Includes information on average tariff rates and types that U.S. firms should be aware of when exporting to the market.
The U.S.-Chile Free Trade Agreement (FTA) came into force on January 1, 2004. Tariffs on 90 percent of U.S. exports to Chile were eliminated immediately. Since January 1, 2015, all trade between the U.S. and Chile became duty-free (i.e. zero tariff). For those products not of U.S. (or other FTA country) origin, Chile generally applies a uniform 6 percent tariff.

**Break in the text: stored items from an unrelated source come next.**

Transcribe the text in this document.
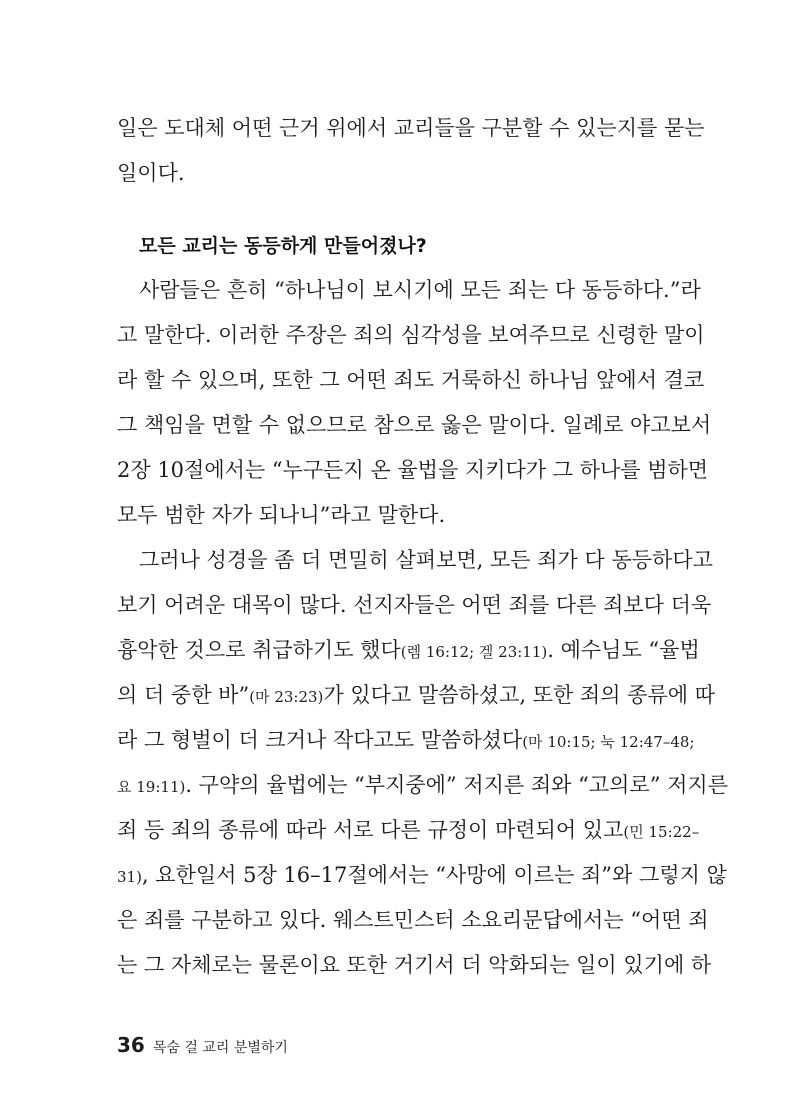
일은 도대체 어떤 근거 위에서 교리들을 구분할 수 있는지를 묻는
일이다.
모든 교리는 동등하게 만들어졌나?
사람들은 흔히 “하나님이 보시기에 모든 죄는 다 동등하다.”라
고 말한다. 이러한 주장은 죄의 심각성을 보여주므로 신령한 말이
라 할 수 있으며, 또한 그 어떤 죄도 거룩하신 하나님 앞에서 결코
그 책임을 면할 수 없으므로 참으로 옳은 말이다. 일례로 야고보서
2장 10절에서는 “누구든지 온 율법을 지키다가 그 하나를 범하면
모두 범한 자가 되나니”라고 말한다.
그러나 성경을 좀 더 면밀히 살펴보면, 모든 죄가 다 동등하다고
보기 어려운 대목이 많다. 선지자들은 어떤 죄를 다른 죄보다 더욱
흉악한 것으로 취급하기도 했다(렘 16:12; 겔 23:11). 예수님도 “율법
의 더 중한 바”(마 23:23)가 있다고 말씀하셨고, 또한 죄의 종류에 따
라 그 형벌이 더 크거나 작다고도 말씀하셨다(마 10:15; 눅 12:47–48;
요 19:11). 구약의 율법에는 “부지중에” 저지른 죄와 “고의로” 저지른
죄 등 죄의 종류에 따라 서로 다른 규정이 마련되어 있고(민 15:22–
31), 요한일서 5장 16–17절에서는 “사망에 이르는 죄”와 그렇지 않
은 죄를 구분하고 있다. 웨스트민스터 소요리문답에서는 “어떤 죄
는 그 자체로는 물론이요 또한 거기서 더 악화되는 일이 있기에 하
36 목숨 걸 교리 분별하기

The U.S.-Chile FTA further addressed some other non-tariff import taxes that Chile applied. For example, under the FTA, Chile eliminated the 50 percent duty surcharge applied to used goods originating from the United States. In addition, Chile agreed to phase out its luxury tax on U.S.-made automobiles. As of January 2007, the tax was eliminated completely.
Certain other imported “luxury goods” incur a 15 percent tax upon entry into Chile. These include: beer, chicha, cider, wine and champagne; gold, platinum, and white ivory articles; jewelry and natural or synthetic precious stones; fine furs; mobile home trailers; caviar conserves and their derivatives; pyrotechnic articles, such as fireworks, petards, and similar items (except for industrial, mining or agricultural use); air or gas arms and their accessories (except for underwater hunting); electric vehicles; and fine carpets and similar articles. Other liquors, such as grape pisco, whisky, aguardiente face a 31.5 percent tax, wines, sparkling wine cider and beer face a 20.5 percent tax. Tobacco products, such as cigarettes, cigars and processed tobacco, are subject to additional 61 percent, 51 percent and 57.9 percent taxes, respectively.
Additionally, all imports are subject to the same 19 percent Value Added Tax (IVA) imposed on domestic goods.